Anyone can be affected by mental health difficulties. That said, people who have learning disabilities are more vulnerable to experiencing mental health issues, such as anxiety, depression or low self-esteem. Some common challenges faced by children and adults with learning disabilities include:

  • Being treated differently, facing discrimination or being bullied
  • Coping with academic difficulties at school or at work
  • Feeling frustrated, or engaging in challenging behaviors due to the difficulties experienced

As such, therapy can be an important part of a treatment plan for anyone with a learning disorder. It’s important to work closely with your health care professional to figure out the treatment approach that’s the right fit for you and your family. Therapy types to consider and tips for choosing a therapist is discussed in more detail below.

Therapy types to consider for mental health challenges

If you or your child are experiencing mental health challenges, whether or not they are related to the learning disabilities, therapy can help. Therapy types to consider include:

  • Cognitive Behavioral Therapy (CBT): CBT can be adapted for people struggling with learning disabilities to help change unhelpful thoughts and behaviors. CBT can help people experiencing mental health problems such as anxiety or depression.
  • Family therapy: This helps family members to understand and learn to support the person with the learning disability. You can learn more about Family Systems Therapy here.
  • Creative Arts Therapies: Music, Dance or Art Therapy can help children find new ways of expressing themselves nonverbally.
  • Skills training: This is a component of many different therapies, or could be part of an Individualized Education Plan at school. Skills training gives people strategies for managing the learning disability and participation in work or school.
  • Mindfulness Practices: Learning mindfulness practices can help to reduce stress levels in parents of children with learning disabilities as well as those affected themselves.
  • Client-centered therapy: Adaptations of Client-Centered Therapy such as Person-Centered or Child-Centered Play Therapy can be helpful for people with any kind of developmental disability, including learning disabilities.

When selecting a mental health professional, it can be helpful to consider the following factors:

Personal fit

One of the most important things to consider is the potential for developing a strong working relationship with your therapist. This relationship is called the therapeutic alliance, and it’s the number one indicator of treatment efficacy.
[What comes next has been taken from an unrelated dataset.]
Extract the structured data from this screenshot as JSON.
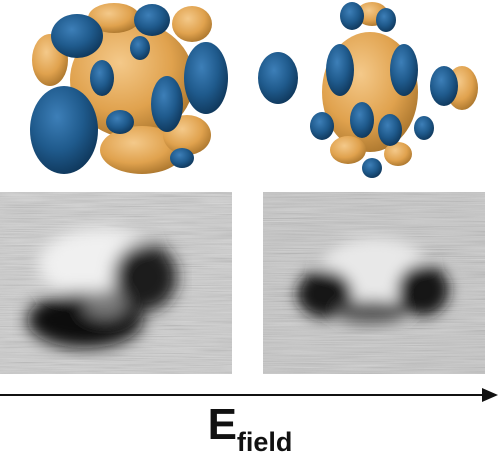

Qualifications and experience

Look for a licensed mental health professional with experience and training in learning disabilities. For example, there is a specialized division of psychologists in the American Psychological Association who have a particular interest in developmental disorders. Take a look at your prospective therapist’s biography. This is often where they note their specializations so it’s easy for you to identify.

Talk in advance

The best way to judge how you might feel about your prospective therapist is to ask for a preliminary phone call. You can do this with our vetted Zencare therapists. Most therapists will be happy to oblige. This gives you the opportunity to ask about:

  • Their qualifications
  • Their experience working with people with learning disabilities
  • Any ongoing training they are participating in that relates to helping people with developmental disorders work through mental health challenges
  • What type of therapy they suggest, and what that will be like
  • Whether they will liaise and collaborate with your other treatment providers
  • Their participation in insurance plans and cost of therapy

Try to speak to a few different therapists before making your mind up.